Are we not celebrating our freedom behind bars?

Bars packaged like chocolate from Tetteh Quarshie’s cocoa?

And asserting our independence on the sweetness of imported time

In measured and allotted spaces

And guarded bases

Set up by big brothers?

 

Is this an act of faith?

In the substance and assurance of promises unseen?

Or a fact of blind faith?

Is it hope in a distant fire while we are here in the cold?

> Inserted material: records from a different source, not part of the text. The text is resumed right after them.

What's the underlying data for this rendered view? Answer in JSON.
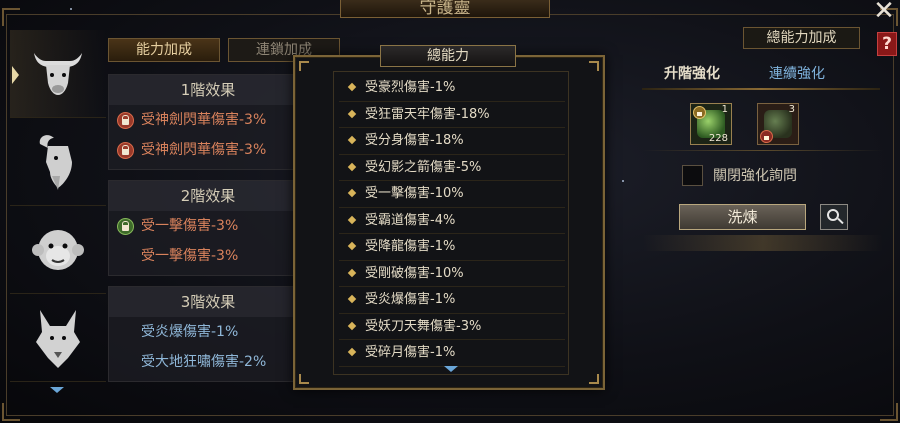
{
  "window": {
    "title": "守護靈"
  },
  "header": {
    "close_icon": "close-icon",
    "help_label": "?"
  },
  "animals": [
    {
      "name": "ox",
      "icon": "ox-icon",
      "active": true
    },
    {
      "name": "goat",
      "icon": "goat-icon",
      "active": false
    },
    {
      "name": "monkey",
      "icon": "monkey-icon",
      "active": false
    },
    {
      "name": "dog",
      "icon": "dog-icon",
      "active": false
    }
  ],
  "tabs": {
    "ability": "能力加成",
    "chain": "連鎖加成"
  },
  "effects": {
    "tier1": {
      "title": "1階效果",
      "rows": [
        "受神劍閃華傷害-3%",
        "受神劍閃華傷害-3%"
      ]
    },
    "tier2": {
      "title": "2階效果",
      "rows": [
        "受一擊傷害-3%",
        "受一擊傷害-3%"
      ]
    },
    "tier3": {
      "title": "3階效果",
      "rows": [
        "受炎爆傷害-1%",
        "受大地狂嘯傷害-2%"
      ]
    }
  },
  "popup": {
    "title": "總能力",
    "items": [
      "受豪烈傷害-1%",
      "受狂雷天牢傷害-18%",
      "受分身傷害-18%",
      "受幻影之箭傷害-5%",
      "受一擊傷害-10%",
      "受霸道傷害-4%",
      "受降龍傷害-1%",
      "受剛破傷害-10%",
      "受炎爆傷害-1%",
      "受妖刀天舞傷害-3%",
      "受碎月傷害-1%"
    ]
  },
  "right": {
    "total_button": "總能力加成",
    "tab_level": "升階強化",
    "tab_continuous": "連續強化",
    "slot_a": {
      "top": "1",
      "bottom": "228"
    },
    "slot_b": {
      "top": "3"
    },
    "checkbox_label": "關閉強化詢問",
    "refine_button": "洗煉"
  },
  "colors": {
    "frame_gold": "#7b6437",
    "effect_red": "#d9825c",
    "effect_blue": "#8fb7d8",
    "accent_blue": "#7fb2dc"
  }
}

Or an act to make us cope.

Is it an undying love?

Or a nostalgic love

For a country that was nearly born

Or one that is long gone?

 

 

Do not tell me I am free

When my country is moving forward

In all directions backward

And don’t ask me to celebrate

When my voice is paid for,

And my choice is sponsored

By a democracy that is imported

To decorate the glories of other nations.

 

Look at my life,

Do not tell me I am free

When my cedi is lowly on the ground

And the truth I live is supplied and rationed by my government,

From Continuity to Positive Change

To A Better Ghana,

Branded and rebranded as

Ghana beyond Aid,

When we know this truth is a lie.

Do not tell me I’m free when we still download our Africa

From American Apps,

And Chinese Huaweis,

And Korean Samsungs.

And import Brazilian hair

To color our minds blonde,

And bleach our melanin pale.

 

Do not tell me I am free

When the true liars

Lie and swear in the name of God to uphold the colonial sovereignty

Of a military democracy to exploit the rich poverty of my people

And placate them with dead lives

And election promises

In deferment and in dependence on hope.

 

Do not tell me I am free

Leave me alone!

Leave me alone!

And do not put your truth on me

I am young,

And so is my tongue.

I am still negotiating for my soul

And looking for the light in the Black Star of my motherland.